As such therefore, I would need it in the mail client as well as the web browser - which I guess highlights the trade-offs between what you are suggesting and what I am suggesting.
It wasn’t clear to me what the effect would be of cloaking twice. So if I do have the functionality built-in to the Librem 5 and I download from phone to my collection and then I upload via browser / send via mail client and they cloak again, is that a problem?
Do we need a new JPEG metadata tag to indicate cloaking status? Would you trust the value of the tag if such a tag were defined? (That wouldn’t be a problem for me as my media workflow is mostly WadeSoft so I could easily strip the hypothetical tag unless the image source is Librem 5.)
I still don’t think they are pointles and the integration idea is good, tagging included.
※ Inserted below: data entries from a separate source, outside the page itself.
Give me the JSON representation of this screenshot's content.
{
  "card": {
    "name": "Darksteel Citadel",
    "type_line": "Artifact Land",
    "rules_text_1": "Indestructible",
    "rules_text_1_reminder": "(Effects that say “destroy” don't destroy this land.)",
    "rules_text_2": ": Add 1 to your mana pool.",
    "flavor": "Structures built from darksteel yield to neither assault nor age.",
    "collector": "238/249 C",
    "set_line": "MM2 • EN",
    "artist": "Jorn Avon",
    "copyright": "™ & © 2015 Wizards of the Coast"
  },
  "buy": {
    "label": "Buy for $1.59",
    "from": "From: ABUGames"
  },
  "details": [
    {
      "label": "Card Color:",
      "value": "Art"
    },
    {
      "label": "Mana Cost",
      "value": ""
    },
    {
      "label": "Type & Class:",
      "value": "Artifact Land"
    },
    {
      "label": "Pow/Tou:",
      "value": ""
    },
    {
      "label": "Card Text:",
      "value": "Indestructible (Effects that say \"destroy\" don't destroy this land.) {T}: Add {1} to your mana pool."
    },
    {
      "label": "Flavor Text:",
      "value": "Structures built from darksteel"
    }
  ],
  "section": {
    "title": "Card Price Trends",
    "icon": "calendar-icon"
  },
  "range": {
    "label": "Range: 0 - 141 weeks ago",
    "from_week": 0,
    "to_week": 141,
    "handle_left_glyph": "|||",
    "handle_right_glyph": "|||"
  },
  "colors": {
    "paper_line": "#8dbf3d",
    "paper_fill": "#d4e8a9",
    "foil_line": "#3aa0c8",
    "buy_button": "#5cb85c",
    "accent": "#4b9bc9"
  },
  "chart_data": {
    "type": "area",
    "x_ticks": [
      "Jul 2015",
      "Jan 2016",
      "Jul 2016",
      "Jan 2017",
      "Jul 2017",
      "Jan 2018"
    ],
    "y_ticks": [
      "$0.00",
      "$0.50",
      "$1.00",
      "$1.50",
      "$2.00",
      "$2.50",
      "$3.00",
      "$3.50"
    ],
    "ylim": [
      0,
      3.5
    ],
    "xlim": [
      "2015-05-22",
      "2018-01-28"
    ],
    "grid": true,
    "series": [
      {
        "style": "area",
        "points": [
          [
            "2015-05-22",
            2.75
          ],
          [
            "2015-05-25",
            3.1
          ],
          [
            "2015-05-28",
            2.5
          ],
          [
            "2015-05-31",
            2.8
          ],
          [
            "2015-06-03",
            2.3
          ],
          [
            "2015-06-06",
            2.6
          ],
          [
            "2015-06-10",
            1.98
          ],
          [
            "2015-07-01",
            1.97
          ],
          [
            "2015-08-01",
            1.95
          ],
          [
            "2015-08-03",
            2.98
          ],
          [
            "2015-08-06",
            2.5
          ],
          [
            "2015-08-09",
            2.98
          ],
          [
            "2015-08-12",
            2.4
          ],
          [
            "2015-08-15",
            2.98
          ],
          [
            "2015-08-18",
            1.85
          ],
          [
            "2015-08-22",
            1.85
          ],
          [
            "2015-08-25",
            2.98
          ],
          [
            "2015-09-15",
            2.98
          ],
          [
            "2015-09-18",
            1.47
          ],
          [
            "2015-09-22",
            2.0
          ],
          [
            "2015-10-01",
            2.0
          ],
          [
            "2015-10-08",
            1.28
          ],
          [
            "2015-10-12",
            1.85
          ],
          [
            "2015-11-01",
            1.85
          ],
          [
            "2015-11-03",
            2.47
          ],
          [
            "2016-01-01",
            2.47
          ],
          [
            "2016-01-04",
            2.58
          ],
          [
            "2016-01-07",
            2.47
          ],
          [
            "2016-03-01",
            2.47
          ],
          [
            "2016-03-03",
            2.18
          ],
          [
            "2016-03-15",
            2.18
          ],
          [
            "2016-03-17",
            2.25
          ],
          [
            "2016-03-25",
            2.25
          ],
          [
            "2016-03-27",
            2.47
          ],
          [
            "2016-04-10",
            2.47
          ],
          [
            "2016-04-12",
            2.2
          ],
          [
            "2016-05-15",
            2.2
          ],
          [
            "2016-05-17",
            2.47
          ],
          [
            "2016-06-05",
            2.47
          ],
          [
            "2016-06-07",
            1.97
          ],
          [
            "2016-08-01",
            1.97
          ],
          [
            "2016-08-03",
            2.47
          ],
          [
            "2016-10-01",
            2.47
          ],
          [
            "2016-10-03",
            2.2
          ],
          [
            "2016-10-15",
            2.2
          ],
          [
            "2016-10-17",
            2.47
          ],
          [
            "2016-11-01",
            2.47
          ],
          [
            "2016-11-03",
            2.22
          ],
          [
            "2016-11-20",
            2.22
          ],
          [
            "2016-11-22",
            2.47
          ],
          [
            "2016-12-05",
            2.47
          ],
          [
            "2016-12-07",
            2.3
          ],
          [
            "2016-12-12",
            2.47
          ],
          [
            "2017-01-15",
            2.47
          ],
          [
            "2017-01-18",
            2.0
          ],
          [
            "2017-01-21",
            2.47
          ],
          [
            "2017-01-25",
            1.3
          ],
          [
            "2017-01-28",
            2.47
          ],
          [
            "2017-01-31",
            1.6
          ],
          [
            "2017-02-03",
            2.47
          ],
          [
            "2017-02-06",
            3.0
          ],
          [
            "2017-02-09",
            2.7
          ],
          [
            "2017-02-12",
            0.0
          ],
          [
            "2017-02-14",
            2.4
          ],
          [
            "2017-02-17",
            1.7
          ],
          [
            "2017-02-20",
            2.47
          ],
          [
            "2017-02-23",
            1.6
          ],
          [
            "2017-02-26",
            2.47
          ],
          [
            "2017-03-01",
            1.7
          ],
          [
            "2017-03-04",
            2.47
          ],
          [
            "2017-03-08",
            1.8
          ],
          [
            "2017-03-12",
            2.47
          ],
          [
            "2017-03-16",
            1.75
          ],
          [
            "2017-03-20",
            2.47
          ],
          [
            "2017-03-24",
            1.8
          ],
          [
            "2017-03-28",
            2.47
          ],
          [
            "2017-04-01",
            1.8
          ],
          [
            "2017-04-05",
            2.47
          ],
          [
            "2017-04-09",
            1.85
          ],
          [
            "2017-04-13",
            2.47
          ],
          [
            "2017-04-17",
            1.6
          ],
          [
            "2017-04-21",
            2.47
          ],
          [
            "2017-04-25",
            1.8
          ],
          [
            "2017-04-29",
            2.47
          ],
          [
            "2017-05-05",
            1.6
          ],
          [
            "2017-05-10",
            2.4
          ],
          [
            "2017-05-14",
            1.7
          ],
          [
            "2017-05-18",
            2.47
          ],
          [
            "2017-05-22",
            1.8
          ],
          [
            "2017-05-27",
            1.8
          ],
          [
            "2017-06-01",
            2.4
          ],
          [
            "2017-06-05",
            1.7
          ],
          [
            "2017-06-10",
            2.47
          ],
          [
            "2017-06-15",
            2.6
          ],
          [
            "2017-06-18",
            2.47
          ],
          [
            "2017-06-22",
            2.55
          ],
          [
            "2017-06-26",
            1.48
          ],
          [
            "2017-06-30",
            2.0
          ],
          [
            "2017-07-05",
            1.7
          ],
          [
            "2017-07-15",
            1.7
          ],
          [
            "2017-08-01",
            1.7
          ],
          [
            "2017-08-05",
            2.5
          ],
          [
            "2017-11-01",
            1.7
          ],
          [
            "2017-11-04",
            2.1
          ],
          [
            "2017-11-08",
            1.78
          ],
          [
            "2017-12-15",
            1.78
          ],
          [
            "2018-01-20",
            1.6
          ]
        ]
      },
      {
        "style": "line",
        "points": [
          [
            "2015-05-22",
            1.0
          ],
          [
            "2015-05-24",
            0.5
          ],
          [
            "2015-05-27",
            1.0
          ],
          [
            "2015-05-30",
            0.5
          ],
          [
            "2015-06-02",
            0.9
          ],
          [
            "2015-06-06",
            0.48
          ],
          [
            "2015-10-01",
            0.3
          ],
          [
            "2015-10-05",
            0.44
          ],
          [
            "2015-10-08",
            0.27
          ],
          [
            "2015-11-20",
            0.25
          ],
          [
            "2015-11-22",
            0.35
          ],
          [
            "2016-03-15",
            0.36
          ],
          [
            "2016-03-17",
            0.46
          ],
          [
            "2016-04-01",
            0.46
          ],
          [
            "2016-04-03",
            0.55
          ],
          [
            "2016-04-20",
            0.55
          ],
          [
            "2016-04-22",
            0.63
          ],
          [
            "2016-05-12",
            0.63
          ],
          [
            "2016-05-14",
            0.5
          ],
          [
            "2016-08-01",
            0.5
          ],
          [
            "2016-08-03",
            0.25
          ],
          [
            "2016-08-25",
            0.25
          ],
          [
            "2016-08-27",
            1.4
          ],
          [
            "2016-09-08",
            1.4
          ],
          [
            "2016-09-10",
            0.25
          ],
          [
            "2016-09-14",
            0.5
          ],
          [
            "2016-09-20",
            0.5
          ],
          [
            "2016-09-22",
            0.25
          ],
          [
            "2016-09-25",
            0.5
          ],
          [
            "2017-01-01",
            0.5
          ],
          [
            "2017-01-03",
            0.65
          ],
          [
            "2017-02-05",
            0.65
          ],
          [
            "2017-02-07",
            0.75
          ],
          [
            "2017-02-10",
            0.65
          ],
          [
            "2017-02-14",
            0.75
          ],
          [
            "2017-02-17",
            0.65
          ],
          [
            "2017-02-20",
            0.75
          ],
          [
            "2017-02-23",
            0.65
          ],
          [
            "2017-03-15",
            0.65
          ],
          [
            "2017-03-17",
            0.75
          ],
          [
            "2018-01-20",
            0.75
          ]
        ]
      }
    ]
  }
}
I’d also include here an authentication proof method for the other side of the problem: create hash as proof of the image that gets saved and maybe also uploaded somewhere you want for later comparison.
You would ideally strip the tag completely as the image leaves the private domain. The point is that if multiple internal components might add cloaking, there may be benefit in explicitly keeping track of whether cloaking has been applied so that it doesn’t get applied twice.
There was a test of face socks, a stretchy mask with eye holes that have a inkjet printed face on it. The test had acquired some President Obama face socks and the tech did not flag it as masking and tried to pull an ID as a real face. To a human eye though they are terrifying to see, hyper uncanny valley to wear on the street.